Computer Laboratory

Course pages 2012–13

Introduction to Natural Language Processing

Principal lecturers: Prof Ann Copestake, Dr Stephen Clark
Taken by: MPhil ACS, Part III
Code: L100
Hours: 16
Prerequisites: None


This module aims to provide a brief introduction to linguistics for computer scientists and then goes on to cover some of the core tasks in natural language processing (NLP), with the emphasis on statistical techniques suitable for the extraction of meaning from large bodies of text.


  • Linguistics for NLP – morphology, syntax, semantics and pragmatics with illustrated application mostly to English [6 lectures, AAC]
  • Finite-State/Markovian Techniques – lemmatisation, part-of-speech (PoS) tagging, phrase chunking and named entity recognition (NER) [4 lectures, SC]
  • Parsing – grammars, treebanks, representations and evaluation, statistical parse ranking [4 lectures, SC]
  • Interpretation – compositional semantics and entailment, pragmatic inference [2 lectures, AAC]

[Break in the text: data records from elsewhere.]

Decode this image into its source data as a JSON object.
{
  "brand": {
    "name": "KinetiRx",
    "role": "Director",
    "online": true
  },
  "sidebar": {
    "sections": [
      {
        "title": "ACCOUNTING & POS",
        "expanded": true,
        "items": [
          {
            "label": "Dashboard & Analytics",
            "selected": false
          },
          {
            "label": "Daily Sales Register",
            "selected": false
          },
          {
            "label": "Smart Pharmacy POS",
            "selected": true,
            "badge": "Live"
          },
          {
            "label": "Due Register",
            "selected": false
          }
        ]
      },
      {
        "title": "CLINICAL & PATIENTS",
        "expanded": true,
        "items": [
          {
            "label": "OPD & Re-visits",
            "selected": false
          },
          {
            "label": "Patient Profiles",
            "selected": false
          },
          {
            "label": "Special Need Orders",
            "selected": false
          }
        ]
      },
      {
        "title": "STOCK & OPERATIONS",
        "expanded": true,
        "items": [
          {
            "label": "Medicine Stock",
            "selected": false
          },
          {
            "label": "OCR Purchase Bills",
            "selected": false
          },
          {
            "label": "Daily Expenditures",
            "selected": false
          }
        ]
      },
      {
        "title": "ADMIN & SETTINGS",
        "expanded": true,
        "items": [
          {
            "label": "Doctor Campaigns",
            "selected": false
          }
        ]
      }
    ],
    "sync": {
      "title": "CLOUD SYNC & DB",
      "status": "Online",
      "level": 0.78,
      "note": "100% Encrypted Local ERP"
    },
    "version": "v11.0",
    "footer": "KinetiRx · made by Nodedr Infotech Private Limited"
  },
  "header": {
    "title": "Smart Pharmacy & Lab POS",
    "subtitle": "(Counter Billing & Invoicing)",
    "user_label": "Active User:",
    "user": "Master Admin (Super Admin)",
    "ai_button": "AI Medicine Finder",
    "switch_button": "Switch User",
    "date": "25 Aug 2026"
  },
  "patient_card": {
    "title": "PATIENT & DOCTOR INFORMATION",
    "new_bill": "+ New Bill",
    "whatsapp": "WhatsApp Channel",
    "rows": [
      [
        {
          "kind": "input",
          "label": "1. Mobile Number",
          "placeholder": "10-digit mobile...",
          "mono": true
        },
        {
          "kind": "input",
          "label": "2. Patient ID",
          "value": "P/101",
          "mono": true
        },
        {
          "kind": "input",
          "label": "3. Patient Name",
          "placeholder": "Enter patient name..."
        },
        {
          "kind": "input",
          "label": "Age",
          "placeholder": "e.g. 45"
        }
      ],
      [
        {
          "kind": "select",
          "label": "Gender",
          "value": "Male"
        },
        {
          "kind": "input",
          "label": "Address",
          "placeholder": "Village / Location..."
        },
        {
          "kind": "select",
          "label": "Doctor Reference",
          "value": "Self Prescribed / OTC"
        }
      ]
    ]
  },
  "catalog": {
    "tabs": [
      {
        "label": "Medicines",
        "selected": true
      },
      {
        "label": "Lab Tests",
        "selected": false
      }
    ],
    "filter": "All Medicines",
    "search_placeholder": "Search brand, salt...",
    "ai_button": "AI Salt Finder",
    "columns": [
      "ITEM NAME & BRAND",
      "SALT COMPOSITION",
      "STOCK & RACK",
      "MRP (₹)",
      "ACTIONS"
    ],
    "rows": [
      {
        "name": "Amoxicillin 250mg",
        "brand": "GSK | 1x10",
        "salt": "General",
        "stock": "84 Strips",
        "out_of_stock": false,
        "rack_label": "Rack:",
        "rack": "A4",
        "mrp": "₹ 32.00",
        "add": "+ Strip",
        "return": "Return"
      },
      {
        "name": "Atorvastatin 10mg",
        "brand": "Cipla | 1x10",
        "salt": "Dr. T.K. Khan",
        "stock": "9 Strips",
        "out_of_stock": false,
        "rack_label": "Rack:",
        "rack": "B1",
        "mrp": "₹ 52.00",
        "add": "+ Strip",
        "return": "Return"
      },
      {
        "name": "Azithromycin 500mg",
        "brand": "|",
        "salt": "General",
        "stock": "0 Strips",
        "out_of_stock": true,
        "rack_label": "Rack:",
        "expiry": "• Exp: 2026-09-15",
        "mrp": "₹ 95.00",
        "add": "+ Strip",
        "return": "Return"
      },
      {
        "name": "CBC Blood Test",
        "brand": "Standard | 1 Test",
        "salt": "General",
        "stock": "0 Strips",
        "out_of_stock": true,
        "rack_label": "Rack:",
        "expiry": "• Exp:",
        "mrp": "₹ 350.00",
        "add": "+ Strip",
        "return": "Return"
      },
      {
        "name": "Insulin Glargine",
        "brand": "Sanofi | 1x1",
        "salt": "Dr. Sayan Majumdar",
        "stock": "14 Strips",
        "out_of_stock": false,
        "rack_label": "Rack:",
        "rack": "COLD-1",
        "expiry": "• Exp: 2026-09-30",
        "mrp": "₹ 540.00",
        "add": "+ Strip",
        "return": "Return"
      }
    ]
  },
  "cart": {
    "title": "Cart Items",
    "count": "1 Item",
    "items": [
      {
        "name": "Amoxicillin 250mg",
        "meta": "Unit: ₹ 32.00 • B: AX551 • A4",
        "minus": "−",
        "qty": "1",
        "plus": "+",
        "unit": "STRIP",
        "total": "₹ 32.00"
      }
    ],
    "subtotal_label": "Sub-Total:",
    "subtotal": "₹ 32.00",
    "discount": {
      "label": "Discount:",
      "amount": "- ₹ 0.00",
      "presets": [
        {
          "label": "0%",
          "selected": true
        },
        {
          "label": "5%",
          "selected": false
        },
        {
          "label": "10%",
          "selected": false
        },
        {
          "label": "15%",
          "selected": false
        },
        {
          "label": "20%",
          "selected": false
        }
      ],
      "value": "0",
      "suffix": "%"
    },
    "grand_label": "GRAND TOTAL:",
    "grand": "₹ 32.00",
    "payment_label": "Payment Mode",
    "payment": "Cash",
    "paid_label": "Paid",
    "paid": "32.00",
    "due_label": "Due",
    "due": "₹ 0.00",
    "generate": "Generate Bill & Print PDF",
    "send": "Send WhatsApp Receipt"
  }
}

On completion of this module students should:

  • understand the basic properties of human languages and be familiar with descriptive and theoretical frameworks for handling these properties;
  • understand the design of tools for basic NLP tasks such as tagging and (partial) parsing and be able to apply them to text and evaluate their performance;
  • understand some of the basic principles of the representation of linguistic meaning and interpretative inference;

Practical work

  • Practical Week 6: (6 hours) PoS tag, chunk, and/or perform NER on a designated text with one or more provided tools. Evaluate the performance of the tools quantitatively and qualitatively.
  • Practical Week 8: (6 hours) Parse a designated set of sentences with one or more provided tools, to yield representations of their grammatical relations, phrase structure and/or logical forms. Evaluate the performance of the tools quantitatively and qualitatively.


  • There will be four ticked, short, take-home assignments on linguistic analysis during weeks 1-3. Each assignment is worth 5% of the final mark.
  • An assessed practical report based on the practicals described above. The practical report will consist of a description of the work done of not more than 5000 words. It will contribute 80% of the final mark.

The ticked assignments and practical reports will be set and marked by Professor Copestake and Dr Clark.

Recommended reading

Jurafsky, D. & Martin, J. (2008). Speech and language processing. Prentice-Hall (2nd ed.).


L100 Introduction to Natural Language Processing cannot be taken in conjunction with R02 Network Architectures in 2012-13.